= David Edelstein =

American film critic (born 1959)

David Edelstein (born 1959) is a freelance American film critic who has been the principal film critic for Slate and New York magazine, among others, and has appeared regularly on NPR's Fresh Air and CBS Sunday Morning programs. Over a long career, Edelstein has published more than 2000 film reviews. In 2021, Colin McEnroe called Edelstein "America's greatest living film critic".

==Career==
Edelstein became a journalist after graduating from Harvard University in 1981. He is often associated with close friend, fellow film critic, and iconoclast Pauline Kael. He is also credited with coining the term "torture porn," a genre to describe such movies as Hostel and Saw.

He has previously been a film critic for Slate (1996–2005), NPR's Fresh Air (2002–2018), New York (2006–2020), the New York Post, The Village Voice, and The Boston Phoenix. His work has also appeared in The New York Times Arts & Leisure section, Rolling Stone, Vanity Fair, The New York Times Magazine, Variety, and Esquire, among others. He has been a member of the New York Film Critics Circle and the National Society of Film Critics. Edelstein appeared six times as a guest on the television program Charlie Rose to talk about the movies and the Oscar telecast.

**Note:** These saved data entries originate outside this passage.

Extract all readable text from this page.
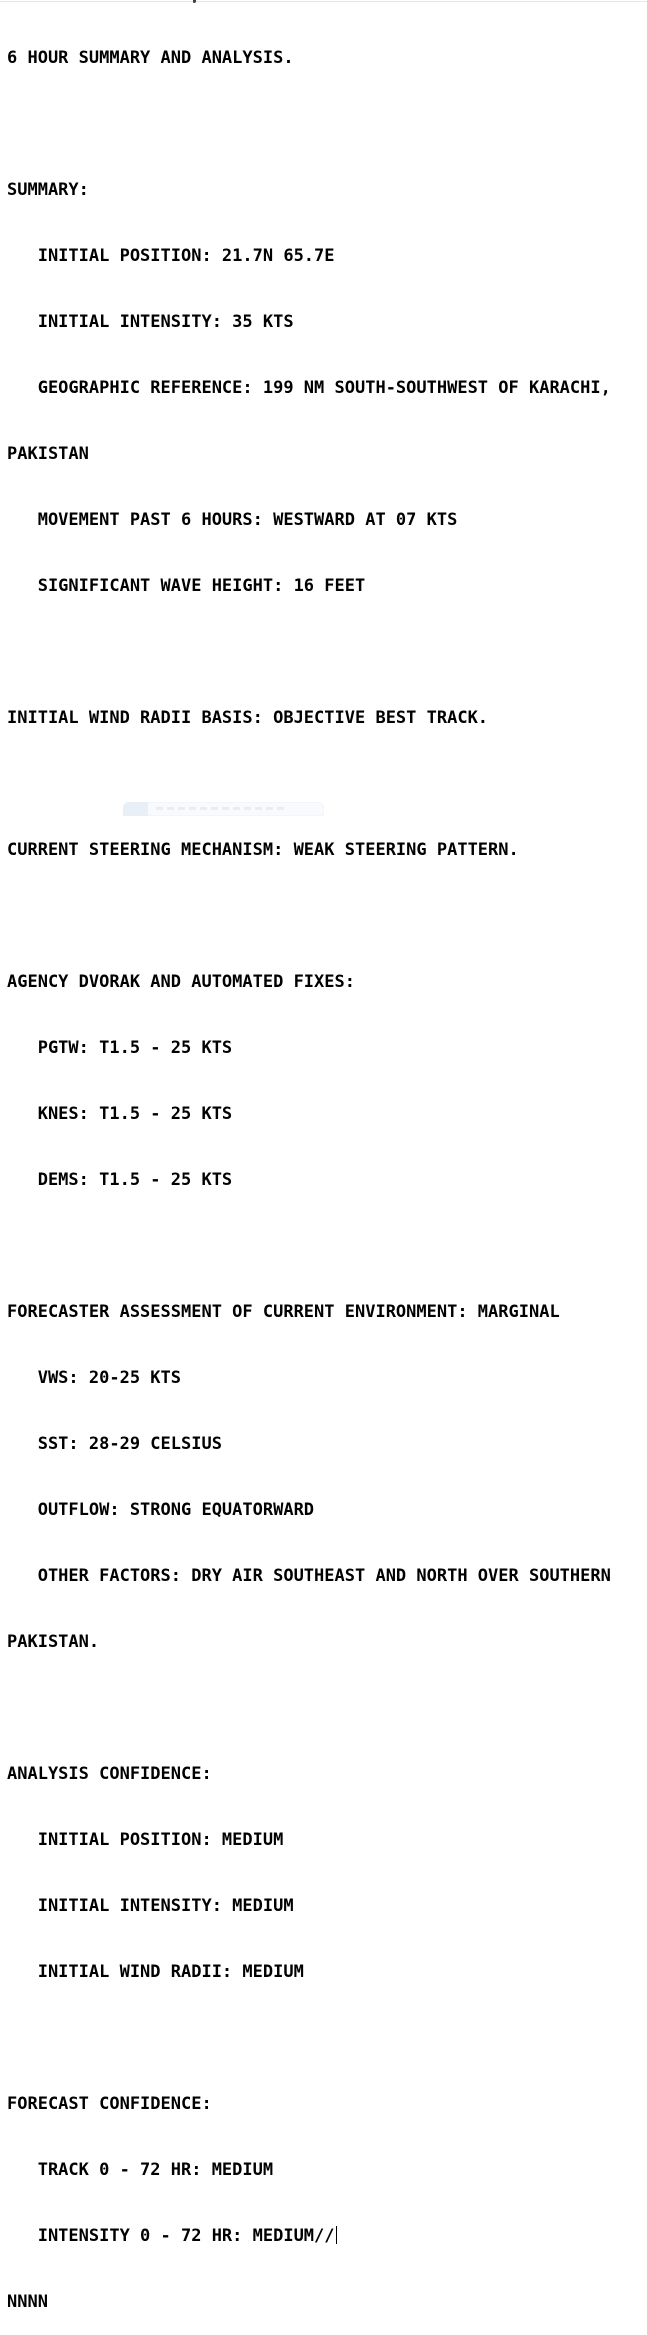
6 HOUR SUMMARY AND ANALYSIS.

SUMMARY:

INITIAL POSITION: 21.7N 65.7E

INITIAL INTENSITY: 35 KTS

GEOGRAPHIC REFERENCE: 199 NM SOUTH-SOUTHWEST OF KARACHI,

PAKISTAN

MOVEMENT PAST 6 HOURS: WESTWARD AT 07 KTS

SIGNIFICANT WAVE HEIGHT: 16 FEET

INITIAL WIND RADII BASIS: OBJECTIVE BEST TRACK.

CURRENT STEERING MECHANISM: WEAK STEERING PATTERN.

AGENCY DVORAK AND AUTOMATED FIXES:

PGTW: T1.5 - 25 KTS

KNES: T1.5 - 25 KTS

DEMS: T1.5 - 25 KTS

FORECASTER ASSESSMENT OF CURRENT ENVIRONMENT: MARGINAL

VWS: 20-25 KTS

SST: 28-29 CELSIUS

OUTFLOW: STRONG EQUATORWARD

OTHER FACTORS: DRY AIR SOUTHEAST AND NORTH OVER SOUTHERN

PAKISTAN.

ANALYSIS CONFIDENCE:

INITIAL POSITION: MEDIUM

INITIAL INTENSITY: MEDIUM

INITIAL WIND RADII: MEDIUM

FORECAST CONFIDENCE:

TRACK 0 - 72 HR: MEDIUM

INTENSITY 0 - 72 HR: MEDIUM//

NNNN
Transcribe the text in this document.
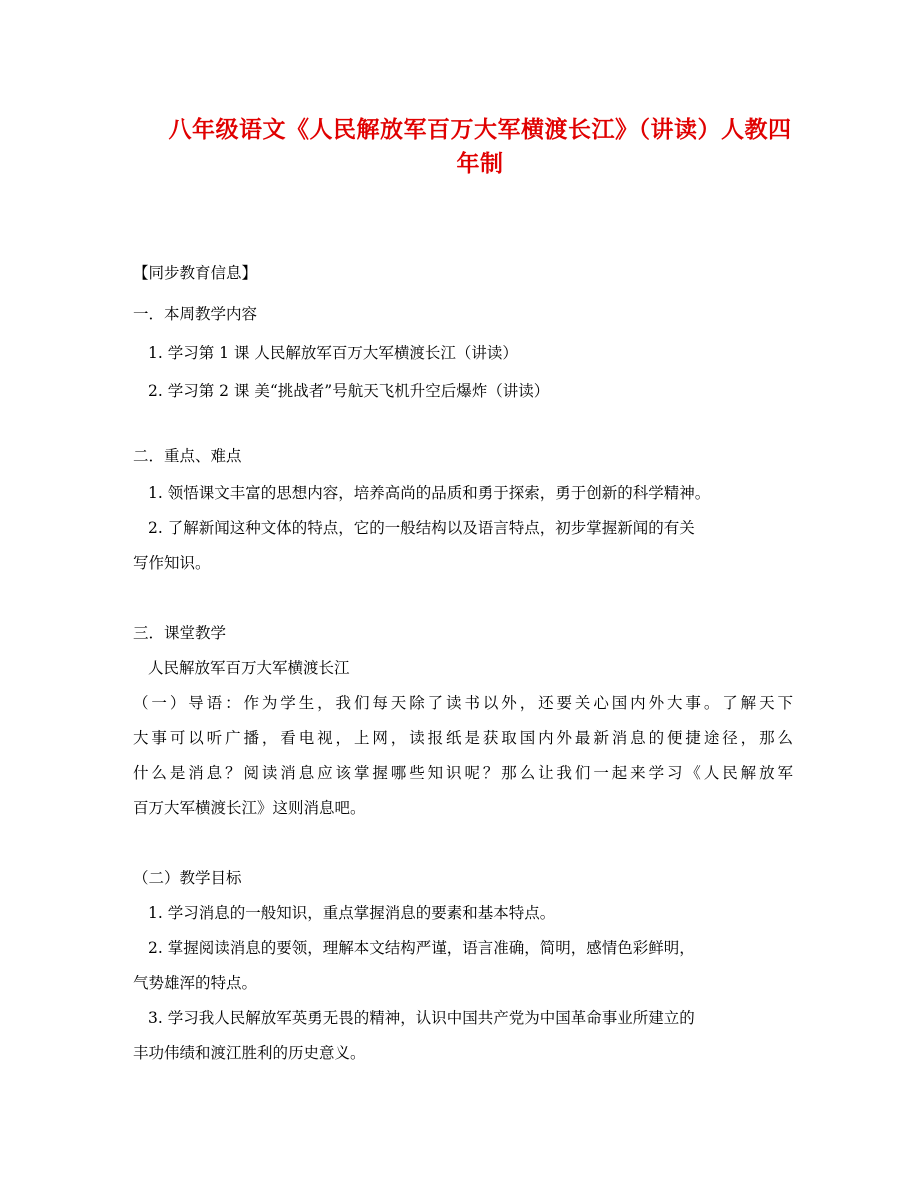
八年级语文《人民解放军百万大军横渡长江》（讲读）人教四
年制
【同步教育信息】
一．本周教学内容
1. 学习第 1 课 人民解放军百万大军横渡长江（讲读）
2. 学习第 2 课 美“挑战者”号航天飞机升空后爆炸（讲读）
二．重点、难点
1. 领悟课文丰富的思想内容，培养高尚的品质和勇于探索，勇于创新的科学精神。
2. 了解新闻这种文体的特点，它的一般结构以及语言特点，初步掌握新闻的有关
写作知识。
三．课堂教学
人民解放军百万大军横渡长江
（一）导语：作为学生，我们每天除了读书以外，还要关心国内外大事。了解天下
大事可以听广播，看电视，上网，读报纸是获取国内外最新消息的便捷途径，那么
什么是消息？阅读消息应该掌握哪些知识呢？那么让我们一起来学习《人民解放军
百万大军横渡长江》这则消息吧。
（二）教学目标
1. 学习消息的一般知识，重点掌握消息的要素和基本特点。
2. 掌握阅读消息的要领，理解本文结构严谨，语言准确，简明，感情色彩鲜明，
气势雄浑的特点。
3. 学习我人民解放军英勇无畏的精神，认识中国共产党为中国革命事业所建立的
丰功伟绩和渡江胜利的历史意义。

===Dismissal from Fresh Air===
On November 26, 2018, Edelstein came under controversy when he made a joke about the rape scene in Last Tango in Paris on his Facebook page. The joke was part of his post noting the passing of the film's director Bernardo Bertolucci. Edelstein's post was widely criticized, and Edelstein promptly apologized and deleted the original post. He said he had been unaware of actress Maria Schneider's 2007 statement that the rape scene was unscripted and caused her to feel "a little raped" by her costar Marlon Brando and Bertolucci. The following day, Fresh Air characterized the post as "offensive and unacceptable", and announced that Edelstein had been dismissed as a contributor. The statement reads, "The post does not meet the standards that we expect from Fresh Air contributors...We have decided to end Fresh Air’s association with him, and have informed David accordingly.” His firing was criticized by several media outlets, including Salon, the editorial board of the New York Post, and The American Conservative.

== Bibliography ==
He is the co-author with independent film producer Christine Vachon of the book Shooting to Kill (1998). He is also the author of two plays, Feed the Monkey (Loeb Experimental Theater, Harvard College, 1993) and Blaming Mom (Watermark Theater, New York City, 1994).